Hauptmann: Gesellschaft und Wirtschaft brauchen eine klare Perspektive

Richard Seifert Gesundheit, Menschen, Schule, Wirtschaft, Wirtschaft und Verkehr

An diesem Mittwoch berieten Bundeskanzlerin Angela Merkel (CDU) und die Ministerpräsidenten, wie die pandemiebedingten Beschränkungen in Deutschland schrittweise wieder gelockert werden können.

Es wurde vereinbart, die derzeit geltenden Kontaktbeschränkungen bis mindestens einschließlich 3. Mai zu verlängern. Geschäfte mit einer Größe von maximal 800 Quadratmetern dürfen ab kommenden Montag unter strengen Auflagen wieder öffnen. Gastronomische Betriebe müssen weiterhin geschlossen bleiben, ausgenommen sind Angebote mit Lieferservice oder Selbstabholung. Ab dem 4. Mai soll der Schulbetrieb eingeschränkt wieder beginnen, bis dahin bleiben Kitas mindestens geschlossen. Großveranstaltungen können bis voraussichtlich Ende August nicht stattfinden.

Der Südthüringer Bundestagsabgeordnete Mark Hauptmann (CDU) kommentiert die Beschlüsse:

„Die gestern beschlossenen Lockerungen sind wichtig und richtig. Die aktuelle Infektionslage erlaubt diesen Schritt. Deutschland und Thüringen waren vier Wochen lang sehr diszipliniert, die Zahl der Neuinfektionen wurde in dieser Zeit deutlich verlangsamt und die Infektionskurve somit abgeflacht.

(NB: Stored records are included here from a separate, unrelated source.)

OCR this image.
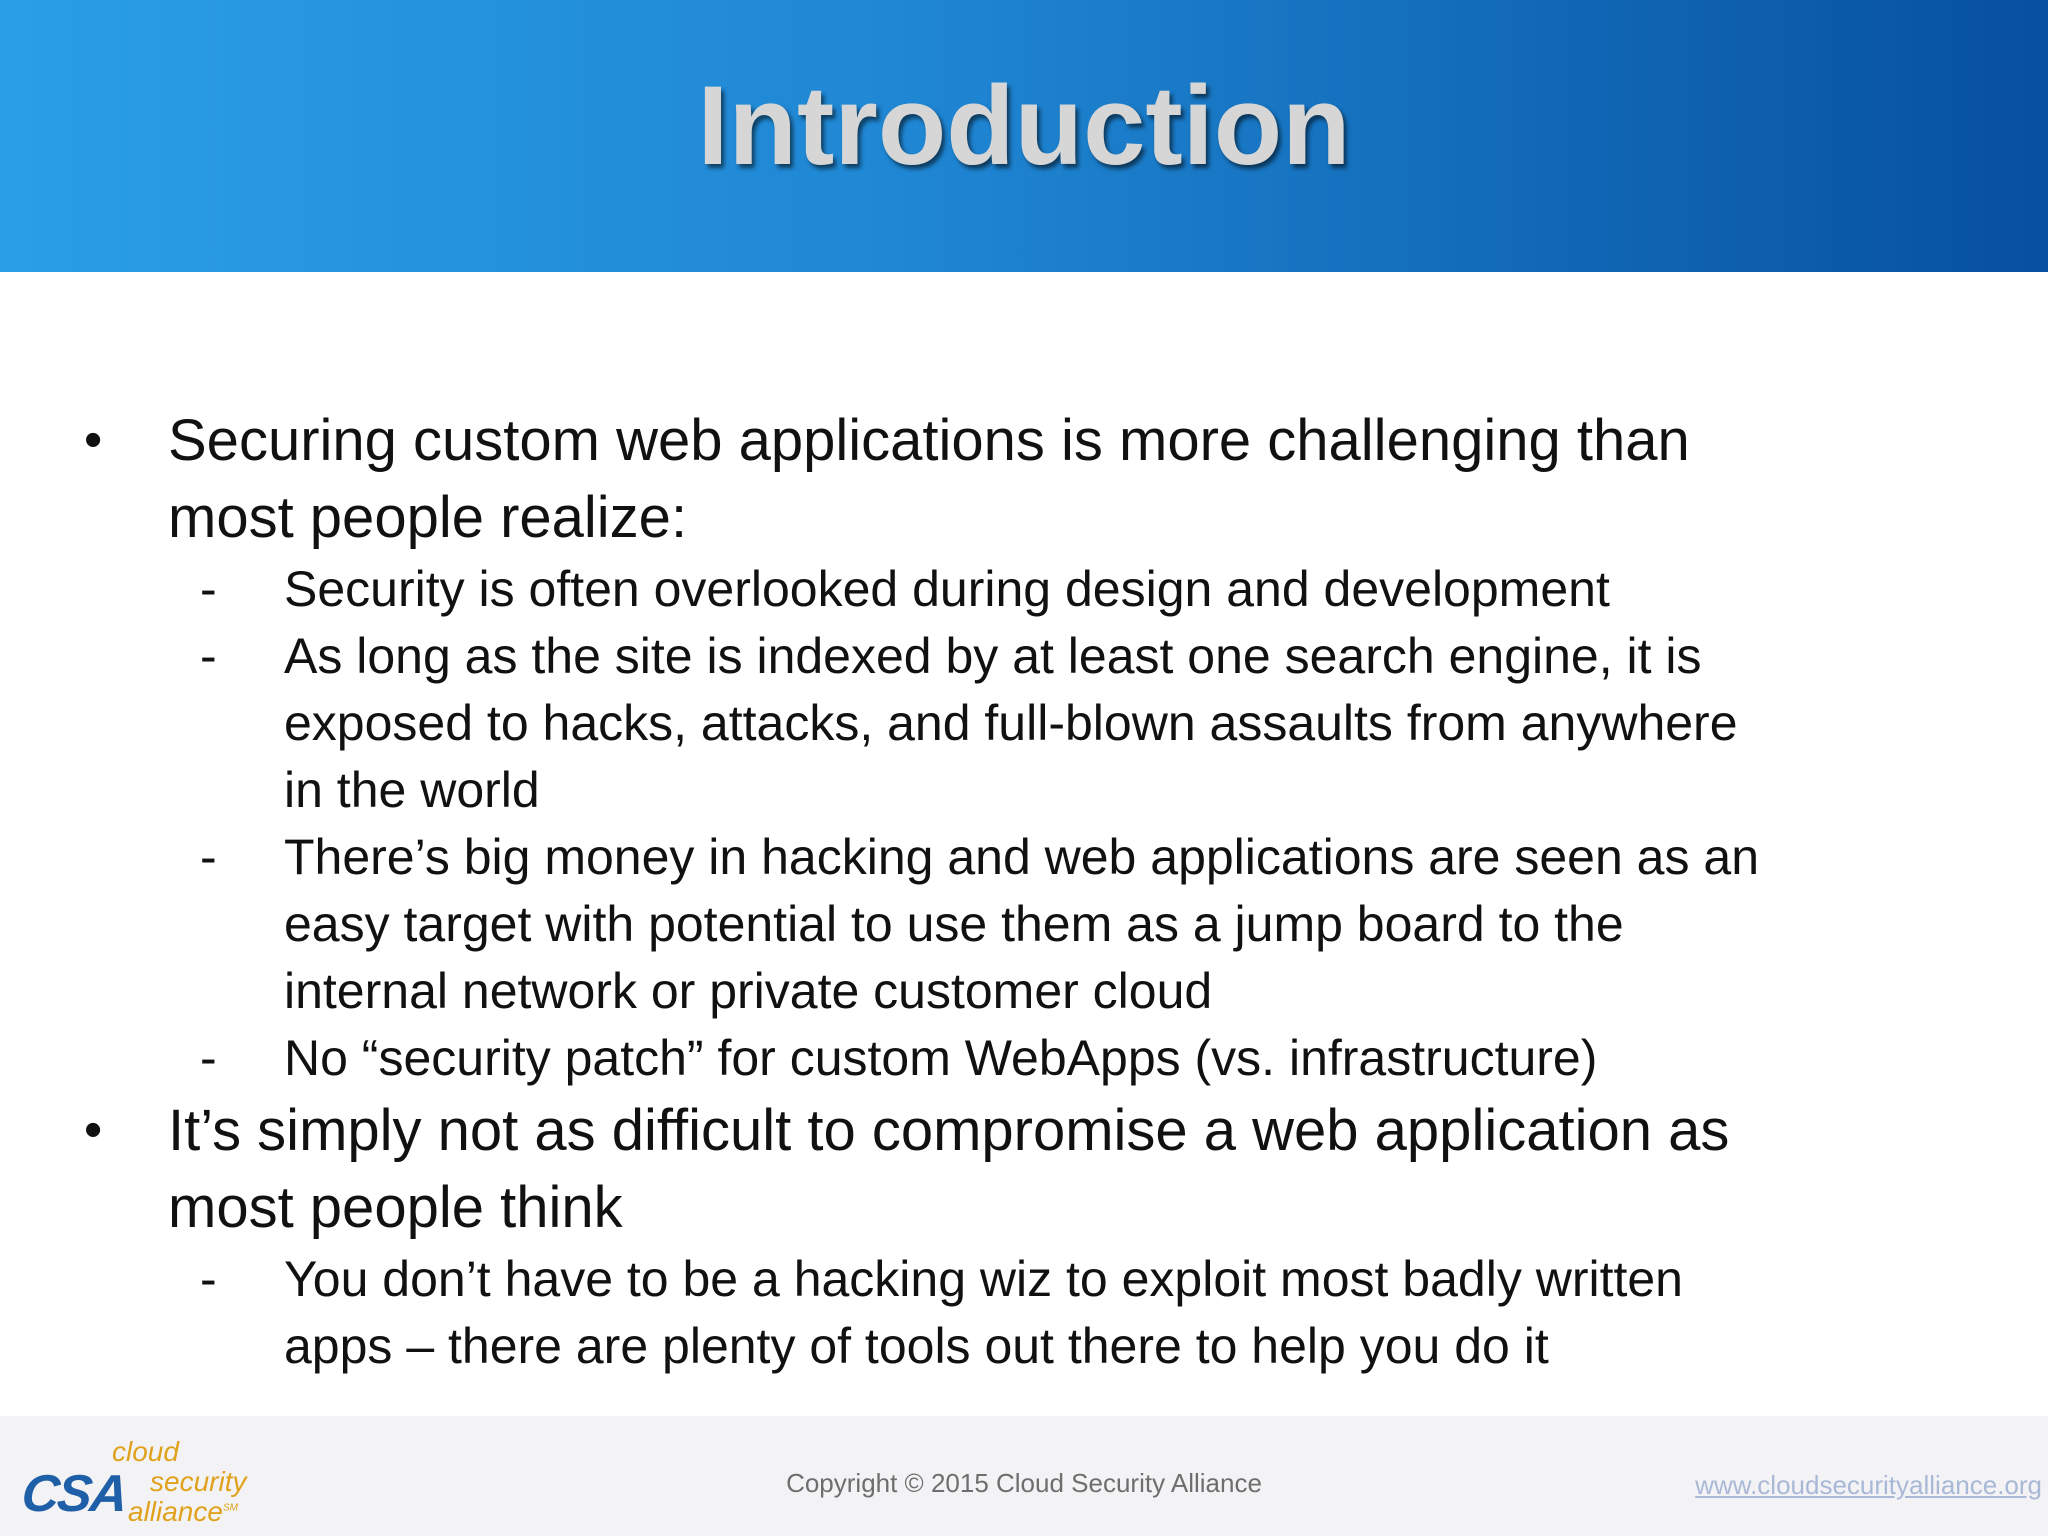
Introduction
•	Securing custom web applications is more challenging than
most people realize:
- Security is often overlooked during design and development
- As long as the site is indexed by at least one search engine, it is
exposed to hacks, attacks, and full-blown assaults from anywhere
in the world
- There’s big money in hacking and web applications are seen as an
easy target with potential to use them as a jump board to the
internal network or private customer cloud
- No “security patch” for custom WebApps (vs. infrastructure)
•	It’s simply not as difficult to compromise a web application as
most people think
- You don’t have to be a hacking wiz to exploit most badly written
apps – there are plenty of tools out there to help you do it
CSA
cloud
security
alliance℠
Copyright © 2015 Cloud Security Alliance	www.cloudsecurityalliance.org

Eine Überlastung des Gesundheitssystems wurde bisher verhindert, Menschenleben – besonders in Risikogruppen – konnten geschützt werden. Eltern mit betreuungspflichtigen Kindern müssen nun baldmöglich entlastet werden, um wieder regulär zur Arbeit gehen zu können. Insofern ist die angekündigte Ausweitung der Kinder-Notbetreuung auf weitere Berufsgruppen sinnvoll.“

Hauptmann fordert eine schrittweise Ankurbelung des Wirtschaftsbetriebs:

„Dazu sollte gehören, dass zunächst die Produktion in stark automatisierten Branchen, die hohe Schutzmaßnahmen für ihre Beschäftigten gewährleisten können, nach und nach wieder hochgefahren wird. Hierbei dürfen keine Branchen diskriminiert werden, ansonsten werden viele eigentlich gesunde Unternehmen in die Insolvenz getrieben. Die momentan greifenden Auffangmaßnahmen wie das Kurzarbeitergeld helfen in der aktuellen Lage, sind aber nicht dauerhaft finanzierbar.“

„Eine Rückkehr zu vollständiger Normalität wird es voraussichtlich im ganzen Jahr 2020 nicht geben. Stattdessen müssen wir bis zum Einsatz eines Impfstoffes Wege finden, mit dem Virus zu leben, umzugehen und gegebenenfalls nachzusteuern. Jetzt heißt es weiter zu präzisieren, in welchen Stufen und unter welchen Auflagen Betriebe, Geschäfte, Restaurants, Hotels, Schulen, Kirchen und Behörden, aber auch Grenzen innerhalb Europas mit Bedacht und Augenmaß geöffnet werden, Transportmittel genutzt werden und auch private und berufliche Treffen stattfinden können. Die Menschen und die Unternehmen brauchen jetzt klare Perspektiven und einen konkreten Fahrplan, wann das wirtschaftliche und gesellschaftliche Leben vorsichtig Schritt für Schritt wieder aufgenommen werden kann“, bekräftigt Hauptmann.